Article published in the Law Society Gazette, 22 January 2018
The group working on a complete overhaul of the rules on disclosure for the Business and Property Courts is calling for feedback from lawyers and clients. The rules, drawn up by a dedicated working group chaired by Lady Justice Gloster, will be subject to a two-year mandatory pilot once approved by the Civil Procedure Rule Committee.
Ed Crosse, president of the London Solicitors Litigation Association and a member of the working group behind the proposals, said the changes go ‘to the heart’ of civil litigation.

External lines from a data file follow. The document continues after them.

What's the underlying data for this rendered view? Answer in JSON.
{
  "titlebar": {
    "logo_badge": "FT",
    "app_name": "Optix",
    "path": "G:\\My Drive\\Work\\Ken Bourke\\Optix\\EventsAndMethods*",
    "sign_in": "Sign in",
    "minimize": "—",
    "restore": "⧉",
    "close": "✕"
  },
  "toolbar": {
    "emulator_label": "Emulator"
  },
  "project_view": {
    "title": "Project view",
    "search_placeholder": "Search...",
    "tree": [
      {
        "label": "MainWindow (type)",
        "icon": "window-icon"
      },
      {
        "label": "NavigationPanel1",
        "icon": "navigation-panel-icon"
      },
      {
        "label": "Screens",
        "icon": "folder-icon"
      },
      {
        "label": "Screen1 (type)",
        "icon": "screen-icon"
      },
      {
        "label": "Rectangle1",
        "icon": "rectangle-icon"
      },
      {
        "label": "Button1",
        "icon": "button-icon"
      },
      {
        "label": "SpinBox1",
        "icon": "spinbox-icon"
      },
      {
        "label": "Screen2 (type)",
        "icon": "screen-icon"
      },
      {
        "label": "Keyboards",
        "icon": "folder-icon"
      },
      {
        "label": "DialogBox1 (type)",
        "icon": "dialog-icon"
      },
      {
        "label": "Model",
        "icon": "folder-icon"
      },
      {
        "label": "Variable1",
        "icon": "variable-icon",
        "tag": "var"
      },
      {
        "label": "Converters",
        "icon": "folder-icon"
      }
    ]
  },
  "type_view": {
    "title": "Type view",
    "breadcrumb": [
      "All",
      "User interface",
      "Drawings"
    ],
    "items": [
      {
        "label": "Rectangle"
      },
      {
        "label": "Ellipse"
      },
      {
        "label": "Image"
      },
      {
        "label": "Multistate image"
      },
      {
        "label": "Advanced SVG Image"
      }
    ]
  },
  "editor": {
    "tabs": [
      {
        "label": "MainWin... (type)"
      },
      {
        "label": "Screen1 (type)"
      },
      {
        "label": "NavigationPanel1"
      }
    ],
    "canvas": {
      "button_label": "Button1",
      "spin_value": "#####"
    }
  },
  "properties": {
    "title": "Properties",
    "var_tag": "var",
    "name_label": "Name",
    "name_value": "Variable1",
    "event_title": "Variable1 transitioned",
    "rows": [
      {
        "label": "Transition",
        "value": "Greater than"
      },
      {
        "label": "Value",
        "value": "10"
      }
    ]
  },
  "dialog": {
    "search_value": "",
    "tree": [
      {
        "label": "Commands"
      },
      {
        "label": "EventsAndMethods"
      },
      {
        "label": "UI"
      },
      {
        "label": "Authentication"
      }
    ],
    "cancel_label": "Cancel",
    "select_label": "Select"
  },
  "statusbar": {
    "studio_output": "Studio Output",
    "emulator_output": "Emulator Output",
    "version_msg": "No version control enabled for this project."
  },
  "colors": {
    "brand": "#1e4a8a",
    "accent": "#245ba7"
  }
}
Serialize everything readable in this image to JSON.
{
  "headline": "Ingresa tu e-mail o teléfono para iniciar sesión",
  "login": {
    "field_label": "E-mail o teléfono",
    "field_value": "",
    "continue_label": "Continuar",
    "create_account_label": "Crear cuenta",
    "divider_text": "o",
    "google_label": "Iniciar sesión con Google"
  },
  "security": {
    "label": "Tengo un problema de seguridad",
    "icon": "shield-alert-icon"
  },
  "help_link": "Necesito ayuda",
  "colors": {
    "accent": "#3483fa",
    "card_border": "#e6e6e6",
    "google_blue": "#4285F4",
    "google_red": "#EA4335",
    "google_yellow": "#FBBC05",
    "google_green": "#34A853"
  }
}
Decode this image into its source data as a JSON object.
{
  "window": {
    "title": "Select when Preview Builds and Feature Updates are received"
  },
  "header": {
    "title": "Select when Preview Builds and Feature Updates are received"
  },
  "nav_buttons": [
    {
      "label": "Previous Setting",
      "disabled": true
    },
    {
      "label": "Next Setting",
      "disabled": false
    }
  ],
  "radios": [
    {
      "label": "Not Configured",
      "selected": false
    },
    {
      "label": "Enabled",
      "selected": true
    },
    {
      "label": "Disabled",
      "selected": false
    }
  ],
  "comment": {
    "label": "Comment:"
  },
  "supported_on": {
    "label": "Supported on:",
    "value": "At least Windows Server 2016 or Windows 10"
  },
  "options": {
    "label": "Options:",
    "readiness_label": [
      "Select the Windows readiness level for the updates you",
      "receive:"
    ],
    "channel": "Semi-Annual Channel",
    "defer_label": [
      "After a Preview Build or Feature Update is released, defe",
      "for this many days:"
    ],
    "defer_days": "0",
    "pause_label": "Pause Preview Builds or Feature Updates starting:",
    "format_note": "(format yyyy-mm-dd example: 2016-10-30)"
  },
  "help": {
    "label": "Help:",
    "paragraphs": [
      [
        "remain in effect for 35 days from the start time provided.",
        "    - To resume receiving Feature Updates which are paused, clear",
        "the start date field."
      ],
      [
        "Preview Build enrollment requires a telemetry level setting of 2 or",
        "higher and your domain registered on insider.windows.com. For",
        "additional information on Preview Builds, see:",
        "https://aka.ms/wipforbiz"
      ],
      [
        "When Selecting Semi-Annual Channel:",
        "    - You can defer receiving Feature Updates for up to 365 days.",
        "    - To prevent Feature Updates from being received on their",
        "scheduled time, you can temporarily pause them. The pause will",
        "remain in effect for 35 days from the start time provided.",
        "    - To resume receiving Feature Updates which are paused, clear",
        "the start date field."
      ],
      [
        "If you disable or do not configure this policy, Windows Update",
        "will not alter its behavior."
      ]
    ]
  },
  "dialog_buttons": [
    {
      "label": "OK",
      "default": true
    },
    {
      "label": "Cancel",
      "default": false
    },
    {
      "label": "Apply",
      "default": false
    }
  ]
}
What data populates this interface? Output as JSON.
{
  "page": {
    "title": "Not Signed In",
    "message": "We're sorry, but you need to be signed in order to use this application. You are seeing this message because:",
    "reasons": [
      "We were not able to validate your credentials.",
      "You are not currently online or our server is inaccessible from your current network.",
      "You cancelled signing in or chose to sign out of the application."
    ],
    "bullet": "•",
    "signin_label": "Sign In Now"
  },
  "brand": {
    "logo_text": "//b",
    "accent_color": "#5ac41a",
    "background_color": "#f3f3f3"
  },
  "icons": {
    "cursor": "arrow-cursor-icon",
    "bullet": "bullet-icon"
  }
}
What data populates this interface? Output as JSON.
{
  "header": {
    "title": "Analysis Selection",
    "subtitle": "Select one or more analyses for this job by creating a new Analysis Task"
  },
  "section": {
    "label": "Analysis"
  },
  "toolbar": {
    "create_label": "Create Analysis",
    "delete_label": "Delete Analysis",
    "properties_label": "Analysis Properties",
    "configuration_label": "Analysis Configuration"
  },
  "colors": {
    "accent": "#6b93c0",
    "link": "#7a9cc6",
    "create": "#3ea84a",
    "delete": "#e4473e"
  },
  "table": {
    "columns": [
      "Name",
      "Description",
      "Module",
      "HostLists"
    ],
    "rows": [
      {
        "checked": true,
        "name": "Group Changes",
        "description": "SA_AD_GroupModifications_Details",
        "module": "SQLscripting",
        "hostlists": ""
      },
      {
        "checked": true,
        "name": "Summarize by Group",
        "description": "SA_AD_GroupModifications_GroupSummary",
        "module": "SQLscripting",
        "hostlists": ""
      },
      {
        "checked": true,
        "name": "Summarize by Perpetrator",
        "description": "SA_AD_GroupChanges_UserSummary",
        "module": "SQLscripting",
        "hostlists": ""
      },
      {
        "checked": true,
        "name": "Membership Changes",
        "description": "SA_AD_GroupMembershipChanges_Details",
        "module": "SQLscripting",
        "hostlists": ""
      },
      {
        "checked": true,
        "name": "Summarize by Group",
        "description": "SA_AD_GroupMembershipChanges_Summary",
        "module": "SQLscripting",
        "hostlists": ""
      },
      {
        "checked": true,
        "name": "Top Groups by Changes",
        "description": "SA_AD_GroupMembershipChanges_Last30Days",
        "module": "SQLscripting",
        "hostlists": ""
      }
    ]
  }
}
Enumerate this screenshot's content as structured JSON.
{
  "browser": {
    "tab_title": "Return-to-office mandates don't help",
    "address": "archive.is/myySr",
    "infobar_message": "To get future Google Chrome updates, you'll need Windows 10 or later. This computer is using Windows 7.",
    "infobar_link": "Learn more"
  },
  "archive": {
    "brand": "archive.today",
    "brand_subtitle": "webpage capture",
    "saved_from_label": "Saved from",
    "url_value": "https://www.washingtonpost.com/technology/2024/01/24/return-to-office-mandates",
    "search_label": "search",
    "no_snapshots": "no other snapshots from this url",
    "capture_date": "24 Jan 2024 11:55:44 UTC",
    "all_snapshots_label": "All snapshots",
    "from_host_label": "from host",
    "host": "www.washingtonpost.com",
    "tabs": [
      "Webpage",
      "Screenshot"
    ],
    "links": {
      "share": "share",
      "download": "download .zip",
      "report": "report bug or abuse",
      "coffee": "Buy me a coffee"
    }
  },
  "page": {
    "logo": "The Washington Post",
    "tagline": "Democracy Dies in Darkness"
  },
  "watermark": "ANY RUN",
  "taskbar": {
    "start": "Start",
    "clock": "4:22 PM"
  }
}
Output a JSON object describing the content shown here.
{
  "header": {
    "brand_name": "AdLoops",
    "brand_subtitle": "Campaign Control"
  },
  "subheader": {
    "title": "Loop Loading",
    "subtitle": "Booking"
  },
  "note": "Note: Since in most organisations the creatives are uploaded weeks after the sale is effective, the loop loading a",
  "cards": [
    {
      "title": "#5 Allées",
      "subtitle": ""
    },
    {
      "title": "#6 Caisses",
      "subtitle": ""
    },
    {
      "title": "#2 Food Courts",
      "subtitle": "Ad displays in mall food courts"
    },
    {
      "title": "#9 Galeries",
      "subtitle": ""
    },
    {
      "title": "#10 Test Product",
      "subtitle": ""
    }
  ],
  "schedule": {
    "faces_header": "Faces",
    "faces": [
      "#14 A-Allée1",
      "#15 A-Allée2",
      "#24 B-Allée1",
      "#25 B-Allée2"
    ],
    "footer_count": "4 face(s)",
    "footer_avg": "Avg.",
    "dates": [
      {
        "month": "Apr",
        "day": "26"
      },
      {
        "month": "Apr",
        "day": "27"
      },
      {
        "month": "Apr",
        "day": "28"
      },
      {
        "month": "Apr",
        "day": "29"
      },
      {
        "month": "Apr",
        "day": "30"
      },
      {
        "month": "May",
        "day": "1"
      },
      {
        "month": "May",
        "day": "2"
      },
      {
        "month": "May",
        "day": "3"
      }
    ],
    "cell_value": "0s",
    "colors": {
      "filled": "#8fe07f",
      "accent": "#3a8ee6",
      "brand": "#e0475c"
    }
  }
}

Working group member chief master Marsh told an workshop on the reform: ‘There’s a lot of consultation going on, and it will be for the rule committee to decide whether this pilot, in its current or amended form, is something they want to implement. My own view is that it is very likely to happen.’
Marsh said the reforms will involve a ‘more nuanced’ approach to disclosure, with a range of options. While full disclosure will still be available in appropriate cases, in other instances, ‘horror of horrors, there may even be no disclosure’, he said.
The judge explained that under the new rule, parties will have ‘no choice but to engage with each other’; and a key plank of the reforms will be a disclosure review document (DRD) that must be completed at an early stage. The document is intended to provide a ‘solicitor-led list of issues’ relating specifically to disclosure rather than trial, and should not need input from counsel.
The emphasis on an early focus on disclosure issues has caused some concern among clients, however. David Owen, a litigation director at Barclays and a member of the disclosure working group, warned that if the reforms result in ‘more negotiation from the lawyers’ before the case management conference, this risks failing to address concerns raised about the need to reduce spending on disclosure.
The DRD has already been simplified from its original draft following testing by firms and clients including Herbert Smith Freehills, Freshfields Bruckhaus Deringer, Hogan Lovells, Fox & Partners, Barclays and the Government Legal Department.
Marsh said the new disclosure practice direction would be improved in April and this may involve further simplification of the review document.
Mr Justice Robin Knowles, also a member of the working group, added: ‘Expect this [reform] to happen, because we can’t go on as we are.’